Fair enough, but it wasnt just me. I have the customer who submitted his own tickets as well, as well as NAC.net who has admins (an email admin, actually), who seems to know his way around RBLs and the current state/reputation/happenings in the spam/RBL/mail world. Customer has posted these tickets: 260573, 260695, 261026, 261204, 261325, 261377, 261624 and the last ticket I posted was from NAC's admin, who received and acted on replies too. That makes 3 semi-clued people who found your system somewhat confusing (+1 interested party @coplanar = 4). The ironic thing is that if you make it any clearer, spammers may also figure out how to clear their networks easily as well from your list. :/ So I can see the reason for not doing so to some extent. At any rate, thanks for the pointers, I think that many others on Nanog will also find this useful as I had many private replies indicating frustration. I will attempt to follow your instructions closely, get the block rescanned now that it matches your RFC-proposal requirements. /kc On Fri, Jan 15, 2010 at 05:06:18PM +0100, Michelle Sullivan's said:
Ken Chase wrote:
Anyone got some pointers on how to get off SORBS' Dynamic IP lists?
We've followed their RFC proposed static reverse DNS assignment naming and all elements of their FAQ.

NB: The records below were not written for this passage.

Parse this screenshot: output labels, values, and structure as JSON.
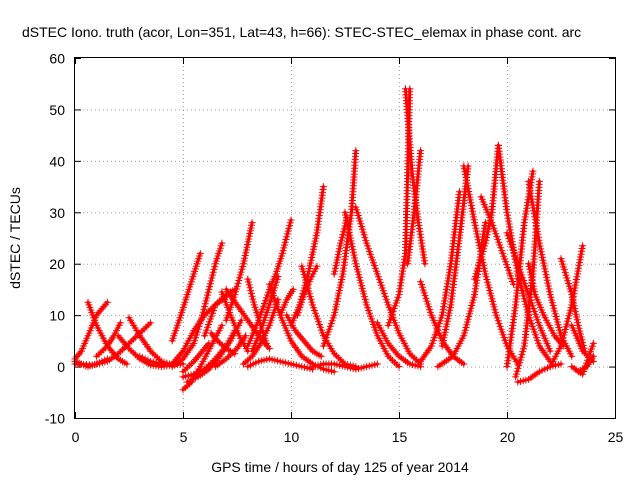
{
  "chart_data": {
    "type": "scatter",
    "title": "dSTEC Iono. truth (acor, Lon=351, Lat=43, h=66): STEC-STEC_elemax in phase cont. arc",
    "xlabel": "GPS time / hours of day 125 of year 2014",
    "ylabel": "dSTEC  / TECUs",
    "xlim": [
      0,
      25
    ],
    "ylim": [
      -10,
      60
    ],
    "xticks": [
      0,
      5,
      10,
      15,
      20,
      25
    ],
    "yticks": [
      -10,
      0,
      10,
      20,
      30,
      40,
      50,
      60
    ],
    "xtick_labels": [
      "0",
      "5",
      "10",
      "15",
      "20",
      "25"
    ],
    "ytick_labels": [
      "-10",
      "0",
      "10",
      "20",
      "30",
      "40",
      "50",
      "60"
    ],
    "grid": true,
    "legend": "none",
    "marker": "+",
    "series_color": "#ff0000",
    "series": [
      {
        "x": [
          0.0,
          0.3,
          0.6,
          1.0,
          1.5
        ],
        "y": [
          1.0,
          0.5,
          0.0,
          0.5,
          1.5
        ]
      },
      {
        "x": [
          0.0,
          0.3,
          0.6,
          1.0,
          1.5
        ],
        "y": [
          1.5,
          3.0,
          6.0,
          10.0,
          12.5
        ]
      },
      {
        "x": [
          0.6,
          1.0,
          1.5,
          2.0,
          2.4
        ],
        "y": [
          12.5,
          8.0,
          4.0,
          1.5,
          0.5
        ]
      },
      {
        "x": [
          0.0,
          0.8,
          1.5,
          2.0,
          2.5,
          3.0,
          3.5
        ],
        "y": [
          0.5,
          0.3,
          1.0,
          2.5,
          4.5,
          6.5,
          8.5
        ]
      },
      {
        "x": [
          1.0,
          1.5,
          1.8,
          2.1
        ],
        "y": [
          2.0,
          4.0,
          6.0,
          8.5
        ]
      },
      {
        "x": [
          2.5,
          3.0,
          3.5,
          4.0,
          4.5,
          5.0
        ],
        "y": [
          9.5,
          6.0,
          3.0,
          1.0,
          0.3,
          0.5
        ]
      },
      {
        "x": [
          2.0,
          2.5,
          3.0,
          3.5,
          4.0,
          4.5
        ],
        "y": [
          6.0,
          3.5,
          1.5,
          0.3,
          0.0,
          0.3
        ]
      },
      {
        "x": [
          3.0,
          3.5,
          4.0,
          4.5
        ],
        "y": [
          2.0,
          1.0,
          0.5,
          0.5
        ]
      },
      {
        "x": [
          4.5,
          5.0,
          5.5,
          6.0,
          6.5,
          7.0
        ],
        "y": [
          0.5,
          3.0,
          7.0,
          10.0,
          12.0,
          13.5
        ]
      },
      {
        "x": [
          5.0,
          5.5,
          5.8,
          6.2
        ],
        "y": [
          -1.0,
          1.0,
          2.5,
          4.5
        ]
      },
      {
        "x": [
          4.5,
          4.9,
          5.2,
          5.5,
          5.8
        ],
        "y": [
          5.0,
          10.0,
          14.0,
          18.0,
          22.0
        ]
      },
      {
        "x": [
          5.0,
          5.4,
          5.8,
          6.3,
          6.8
        ],
        "y": [
          -4.5,
          -3.0,
          0.0,
          4.0,
          8.0
        ]
      },
      {
        "x": [
          4.5,
          5.0,
          5.5,
          5.9,
          6.2,
          6.5,
          6.8
        ],
        "y": [
          0.0,
          1.5,
          4.5,
          10.0,
          15.0,
          20.0,
          24.0
        ]
      },
      {
        "x": [
          5.2,
          5.7,
          6.2,
          6.7,
          7.2,
          7.7
        ],
        "y": [
          -3.0,
          -2.0,
          -0.5,
          2.0,
          5.0,
          9.0
        ]
      },
      {
        "x": [
          6.5,
          7.0,
          7.5,
          7.9
        ],
        "y": [
          0.0,
          1.5,
          3.5,
          6.0
        ]
      },
      {
        "x": [
          5.0,
          5.5,
          6.0,
          6.5,
          7.0,
          7.4
        ],
        "y": [
          -2.0,
          -1.5,
          -0.5,
          1.5,
          4.0,
          7.0
        ]
      },
      {
        "x": [
          6.8,
          7.2,
          7.6,
          8.0
        ],
        "y": [
          14.5,
          10.0,
          6.0,
          3.0
        ]
      },
      {
        "x": [
          6.3,
          6.6,
          7.0,
          7.4
        ],
        "y": [
          6.5,
          5.0,
          3.5,
          2.5
        ]
      },
      {
        "x": [
          7.0,
          7.4,
          7.8,
          8.2
        ],
        "y": [
          9.0,
          14.0,
          20.0,
          28.0
        ]
      },
      {
        "x": [
          6.0,
          6.5,
          7.0,
          7.4
        ],
        "y": [
          6.0,
          12.0,
          14.0,
          15.0
        ]
      },
      {
        "x": [
          7.0,
          7.5,
          8.0,
          8.5,
          9.0
        ],
        "y": [
          15.0,
          12.0,
          9.0,
          6.0,
          3.5
        ]
      },
      {
        "x": [
          8.0,
          8.3,
          8.6,
          8.9
        ],
        "y": [
          17.0,
          12.0,
          8.0,
          4.0
        ]
      },
      {
        "x": [
          8.0,
          8.5,
          9.0,
          9.5,
          10.0,
          10.5,
          11.0
        ],
        "y": [
          0.0,
          1.0,
          1.5,
          1.0,
          0.5,
          0.0,
          -0.5
        ]
      },
      {
        "x": [
          8.0,
          8.5,
          9.0,
          9.3,
          9.6,
          10.0
        ],
        "y": [
          4.0,
          9.0,
          15.0,
          18.0,
          22.0,
          28.5
        ]
      },
      {
        "x": [
          8.2,
          8.6,
          9.0,
          9.4
        ],
        "y": [
          3.0,
          7.0,
          12.0,
          17.5
        ]
      },
      {
        "x": [
          7.8,
          8.2,
          8.6,
          9.0,
          9.4
        ],
        "y": [
          0.5,
          2.0,
          4.5,
          8.0,
          13.0
        ]
      },
      {
        "x": [
          9.0,
          9.5,
          10.0,
          10.5,
          11.0,
          11.5,
          12.0
        ],
        "y": [
          16.0,
          10.0,
          5.0,
          2.0,
          0.5,
          -0.5,
          -1.0
        ]
      },
      {
        "x": [
          9.5,
          9.8,
          10.1
        ],
        "y": [
          10.0,
          13.0,
          15.0
        ]
      },
      {
        "x": [
          9.8,
          10.2,
          10.6,
          11.0,
          11.4
        ],
        "y": [
          10.0,
          7.0,
          5.0,
          3.0,
          2.0
        ]
      },
      {
        "x": [
          10.0,
          10.4,
          10.8,
          11.2,
          11.5
        ],
        "y": [
          8.0,
          12.0,
          18.0,
          26.0,
          35.0
        ]
      },
      {
        "x": [
          10.3,
          10.6,
          10.9,
          11.2
        ],
        "y": [
          10.0,
          14.0,
          17.0,
          19.5
        ]
      },
      {
        "x": [
          10.5,
          11.0,
          11.5,
          12.0,
          12.5,
          13.0
        ],
        "y": [
          19.5,
          12.0,
          6.0,
          2.5,
          0.5,
          0.0
        ]
      },
      {
        "x": [
          11.0,
          11.5,
          12.0,
          12.5,
          13.0,
          13.5,
          14.0
        ],
        "y": [
          0.0,
          0.5,
          0.5,
          0.0,
          -0.5,
          0.0,
          0.5
        ]
      },
      {
        "x": [
          11.5,
          12.0,
          12.4,
          12.8,
          13.0
        ],
        "y": [
          4.0,
          10.0,
          18.0,
          30.0,
          42.0
        ]
      },
      {
        "x": [
          12.0,
          12.3,
          12.6
        ],
        "y": [
          18.0,
          24.0,
          29.0
        ]
      },
      {
        "x": [
          12.5,
          13.0,
          13.5,
          14.0,
          14.5,
          15.0
        ],
        "y": [
          30.0,
          20.0,
          12.0,
          6.0,
          2.0,
          0.0
        ]
      },
      {
        "x": [
          13.0,
          13.5,
          14.0,
          14.5,
          15.0,
          15.5,
          16.0
        ],
        "y": [
          31.0,
          24.0,
          18.0,
          12.0,
          6.5,
          2.5,
          0.5
        ]
      },
      {
        "x": [
          14.0,
          14.5,
          15.0,
          15.5,
          16.0
        ],
        "y": [
          8.5,
          4.5,
          2.0,
          0.5,
          0.0
        ]
      },
      {
        "x": [
          14.5,
          15.0,
          15.3,
          15.5
        ],
        "y": [
          8.0,
          14.0,
          22.0,
          54.0
        ]
      },
      {
        "x": [
          15.3,
          15.6,
          15.9,
          16.2
        ],
        "y": [
          54.0,
          38.0,
          28.0,
          20.0
        ]
      },
      {
        "x": [
          15.4,
          15.7,
          16.0
        ],
        "y": [
          20.0,
          30.0,
          42.0
        ]
      },
      {
        "x": [
          16.0,
          16.5,
          17.0,
          17.5,
          18.0
        ],
        "y": [
          16.5,
          10.0,
          5.0,
          2.0,
          0.5
        ]
      },
      {
        "x": [
          16.0,
          16.5,
          17.0,
          17.4,
          17.8
        ],
        "y": [
          1.0,
          4.0,
          10.0,
          20.0,
          34.0
        ]
      },
      {
        "x": [
          17.0,
          17.4,
          17.8,
          18.2
        ],
        "y": [
          4.0,
          12.0,
          25.0,
          39.0
        ]
      },
      {
        "x": [
          18.0,
          18.5,
          19.0,
          19.5,
          20.0,
          20.5
        ],
        "y": [
          39.0,
          28.0,
          18.0,
          10.0,
          4.0,
          0.5
        ]
      },
      {
        "x": [
          16.8,
          17.5,
          18.0,
          18.5,
          19.0
        ],
        "y": [
          0.0,
          2.0,
          6.0,
          14.0,
          28.0
        ]
      },
      {
        "x": [
          18.5,
          19.0,
          19.3,
          19.6
        ],
        "y": [
          17.0,
          24.0,
          30.0,
          43.0
        ]
      },
      {
        "x": [
          18.8,
          19.3,
          19.8,
          20.3
        ],
        "y": [
          33.0,
          28.0,
          22.0,
          16.0
        ]
      },
      {
        "x": [
          19.6,
          20.0,
          20.5,
          21.0,
          21.5,
          22.0
        ],
        "y": [
          43.0,
          30.0,
          18.0,
          10.0,
          4.0,
          1.0
        ]
      },
      {
        "x": [
          20.0,
          20.5,
          21.0,
          21.5,
          22.0
        ],
        "y": [
          26.0,
          20.0,
          14.0,
          8.0,
          3.0
        ]
      },
      {
        "x": [
          20.0,
          20.4,
          20.8,
          21.2
        ],
        "y": [
          0.0,
          12.0,
          28.0,
          38.0
        ]
      },
      {
        "x": [
          20.4,
          20.8,
          21.2,
          21.5
        ],
        "y": [
          -2.0,
          4.0,
          18.0,
          36.0
        ]
      },
      {
        "x": [
          21.0,
          21.5,
          22.0,
          22.5,
          23.0
        ],
        "y": [
          36.0,
          24.0,
          14.0,
          6.0,
          2.0
        ]
      },
      {
        "x": [
          21.0,
          21.3,
          21.7,
          22.2,
          22.6
        ],
        "y": [
          20.0,
          14.0,
          10.0,
          6.0,
          4.0
        ]
      },
      {
        "x": [
          20.5,
          21.0,
          21.5,
          22.0,
          22.5
        ],
        "y": [
          -3.0,
          -2.5,
          -1.0,
          0.0,
          0.5
        ]
      },
      {
        "x": [
          22.5,
          23.0,
          23.3,
          23.6
        ],
        "y": [
          21.0,
          14.0,
          8.0,
          3.0
        ]
      },
      {
        "x": [
          22.0,
          22.5,
          23.0,
          23.5
        ],
        "y": [
          0.0,
          4.0,
          12.0,
          23.5
        ]
      },
      {
        "x": [
          23.0,
          23.5,
          24.0
        ],
        "y": [
          8.0,
          3.0,
          1.0
        ]
      },
      {
        "x": [
          23.0,
          23.5,
          24.0
        ],
        "y": [
          0.0,
          -1.5,
          4.5
        ]
      },
      {
        "x": [
          23.3,
          23.7,
          24.0
        ],
        "y": [
          -1.0,
          0.0,
          2.0
        ]
      }
    ]
  }
}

We are not spammers. The /24 in question isnt listed on any RBLs except SORBS DUL.
We've submitted requests in various different formats, but get a robot reply and -ENOJOY.
We've even had our upstream that is listed at the RIR as managing the supernet of our BGP announced prefixes submit requests to delist for the /24, but we are only ever replied to by a robot that lists 67.196.137.0/24 as dynamic except .163 (somehow manually excluded from their db, I think when they werent adrift in years past). Our upstream's techs are also at a loss now and suggested I seek arcane clue amongst the sages here.
Pointers appreciated.
/kc
OK, following my last post I have been given 4 ticket numbers for the same network. 3 appear to be from Ken using a different email address (hence why we couldn't find a ticket from him.)
Normally I would not post a public response, but this case is what seems to be a reoccurring theme, so maybe it's time to post comment.
Each of the tickets are similar in that they all refer to the same space. All were rejected by the robot with the following text at the end of the reply:
I'm now marking this request as 'answered' as I think there's nothing more for me to do. If you feel otherwise, please reply to this message to re-open your ticket. In particular, if you change your rDNS information.
Each of the 4 tickets (the three by Ken) are all sitting in the state of "Answered" ... so at no point has a human had chance to see the issue and override the bot's decision.
The common a reoccurring issue is the response by the robot has given the next logical step to progress any delisting request (as has been stated here recently, in another thread).. and the requester has either not read the response or chosen to ignore the response or <insert other reason which results in not responding to the ticket>... then the come here complaining about not getting a response from SORBS. The reality is they got a response from SORBS and did not act upon the response. Sorry Ken, this is not having a go at you, but it is a very common theme and deserves airing. Other issues are where the appropriate contact (as listed in the whois record at the RIR) also ignore the same two sentences, get rejected by the robot and choose to log a new ticket only to get the same response over and over again.
Is it bad English? Is it not clear? Can anyone else give better wording that might result in less of an issue? The process is relatively simple:
For fast approval:
Log ticket -> robot checks rDNS for all networks listed in ticket -> robot confirms all space is static and submits the ticket to the removals queue where it is manually checked by a human and processed.
For manual approval:
Log ticket -> robot checks rDNS for all networks listed in ticket -> robot denies delisting request sending response -> OP changes something and replies, just states they are the whois listed appropriate contact, or gives some reason why the robot is wrong and reopens the ticket with the reply -> SORBS volunteer reviews the available information from the robot and the subsequent reply from the OP and manually submits to the removals queue or rejects and gives a human response as to why (eg like with Shaw, Road Runner, Verizon, etc listings) the information is provided by the ISP and any delisting will be reversed within a week.
No NANOG is not about SORBS and SORBS should not really be discussed here, but telling people they would be better discussing it on Spam-L will not help you at all as I cannot post there and consequently I have since unsubscribed, as I have suggested to all my staff. Messaging me directly about listings will not help your case, unless something has gone wrong (and since Jan 09 I have only had one issue where something went wrong in the SORBS systems, all other requests were without tickets or twits that logged a ticket and sent me the ticket number before the robot had replied because they thought they might get special attention.)
The best thing anyone can do is read the automated responses (some are from the system as the ticket is logged, some are from the robots) completely, and act upon what they say as majority of the time this will result in a fast delisting.. Christmas Eve 2009, DUHL delisting requests were happening within an hour of requesting a delisting. My moving internationally and 30 hours in the air have slowed that process, but I intend to get it back to within 60 minute responses again by the end of January.